Dealing with Change is Haarrdd!

All of us have been through change at some point in our lives; some changes are of our own making, but can still be hard. Some changes are not in our control, which are more difficult. Of course, there are some changes that feel effortless in adapting to them.

Why is change so difficult to accept? A lot of it has to do with our genetic make-up. Our internal alert system (the amygdala) is always looking for threats to our safety; when something new comes along, it feels different so the alarm automatically goes off as a threat, leading to how you will deal with this new situation.

Depending on how you adapt, you will be in fight-flight-or freeze mode: fight is when you don’t know how to deal with a situation, or want to; fight is resistance; freeze is ‘this is too overwhelming for me to do anything about it.’ When we feel overwhelmed in our ability to deal, one of these will occur. Now, it is important to point out that there are individuals who adapt to new situations well, which is so interesting to study how they are able to be so receiving.

Rick Maurer, in his book Beyond the Wall of Resistance, says it comes down to two issues: 1) the goal or situation we are faced with is not clear to us, and 2) we don’t understand how that new change will benefit us. If one of these two are out of alignment, resistance will occur. Maurer also says that resistance occurs and results if we don’t like the idea or if we don’t really trust that the person leading the change will follow through on their words.

This happens frequently in the corporate world. Organizational change occurs frequently, of which many of the reasons are not known to employees and are not conveyed well, if at all. I never understand when an employer says they don’t want their workers to know of an upcoming change ahead of time so as not to upset them – don’t they realize the impact when it does occur, i.e. anger, disappointment, broken trust, etc.?

Change is harrdd. Plain and simple. But, there are ways to get through a change, if the emotional work is done which is really the root cause of resistance. Big changes, such as losing a job, going through a divorce, or a death, all can overtax the system with loss of which these will take time to get through.

But other changes, such as an organizational change, seem scary due to a fear of the unknown – will my job, pay, benefits, etc. stay the same? Will I have to learn new skills or will my hours continue? Whatever fear elicits will vary by individual but the fear is real. How you deal with it will determine how you get through and adapt to the new situations.

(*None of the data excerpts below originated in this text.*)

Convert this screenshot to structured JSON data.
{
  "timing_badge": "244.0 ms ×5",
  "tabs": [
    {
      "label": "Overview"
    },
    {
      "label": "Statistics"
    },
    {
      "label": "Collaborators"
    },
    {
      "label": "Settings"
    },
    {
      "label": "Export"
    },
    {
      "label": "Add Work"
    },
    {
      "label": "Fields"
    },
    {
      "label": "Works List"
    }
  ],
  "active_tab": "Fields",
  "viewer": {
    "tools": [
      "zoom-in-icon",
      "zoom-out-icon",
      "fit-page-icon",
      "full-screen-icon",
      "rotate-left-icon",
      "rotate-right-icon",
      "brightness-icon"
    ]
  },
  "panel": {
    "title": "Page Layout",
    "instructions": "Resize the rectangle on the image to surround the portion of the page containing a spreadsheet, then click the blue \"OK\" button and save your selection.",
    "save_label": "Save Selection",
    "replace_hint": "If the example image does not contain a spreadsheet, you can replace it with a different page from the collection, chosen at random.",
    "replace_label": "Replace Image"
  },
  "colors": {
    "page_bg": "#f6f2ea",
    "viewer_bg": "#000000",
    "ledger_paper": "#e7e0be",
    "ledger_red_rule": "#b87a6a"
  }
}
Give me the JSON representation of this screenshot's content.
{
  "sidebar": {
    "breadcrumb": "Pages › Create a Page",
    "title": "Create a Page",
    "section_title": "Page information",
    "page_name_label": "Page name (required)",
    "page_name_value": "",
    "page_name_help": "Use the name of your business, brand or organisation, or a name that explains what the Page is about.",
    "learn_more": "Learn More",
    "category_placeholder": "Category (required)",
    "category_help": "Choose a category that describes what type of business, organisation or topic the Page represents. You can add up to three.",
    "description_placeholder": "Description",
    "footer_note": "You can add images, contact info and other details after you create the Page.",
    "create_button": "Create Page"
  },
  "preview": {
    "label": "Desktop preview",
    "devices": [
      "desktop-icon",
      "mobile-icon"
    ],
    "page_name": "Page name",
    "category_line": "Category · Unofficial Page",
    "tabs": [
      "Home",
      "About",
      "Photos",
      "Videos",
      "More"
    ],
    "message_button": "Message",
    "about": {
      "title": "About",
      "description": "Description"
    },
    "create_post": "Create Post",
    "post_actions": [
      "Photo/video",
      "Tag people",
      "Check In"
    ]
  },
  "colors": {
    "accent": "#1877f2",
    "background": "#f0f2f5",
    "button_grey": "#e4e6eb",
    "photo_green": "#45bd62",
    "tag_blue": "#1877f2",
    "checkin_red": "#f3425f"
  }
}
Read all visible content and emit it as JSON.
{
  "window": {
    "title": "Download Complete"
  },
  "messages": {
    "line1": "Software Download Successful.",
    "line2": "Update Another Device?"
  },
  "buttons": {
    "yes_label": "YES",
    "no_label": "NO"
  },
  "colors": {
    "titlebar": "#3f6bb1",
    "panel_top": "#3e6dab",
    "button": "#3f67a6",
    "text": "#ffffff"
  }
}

  • Recognize that change is hard but that you will get through whatever comes up: this seems simplistic but the natural response of the ego is ‘I can handle whatever comes up, it’s no big deal.’ Until it is. Being aware that you may not like the proposed change is the start of controlling any resistant thoughts that arise and help you recognize that you have been through many changes before and survived, which helps to give calm when you hear the news.
  • Take time to uncover the source(s) of any resistance felt: getting into deep-level awareness of why you don’t want the change will go a long way to overcoming these objections. You can now challenge any negative thoughts and begin to identify ways that will help you to cope better and accept new changes.
  • Identify your strengths in dealing with past challenges so you can take them in dealing with new ones. You are stronger than you believe and will make it through. However, how you deal will either determine your success or failure in your role. I once worked for a company that went through four mergers within a relatively short period of time; resistance was rampant at first, then turned into resignation. But I looked at each of these as a challenge, and an opportunity, to shine within the new realms that led to recognition and, eventually, promotional opportunities. You can do the same.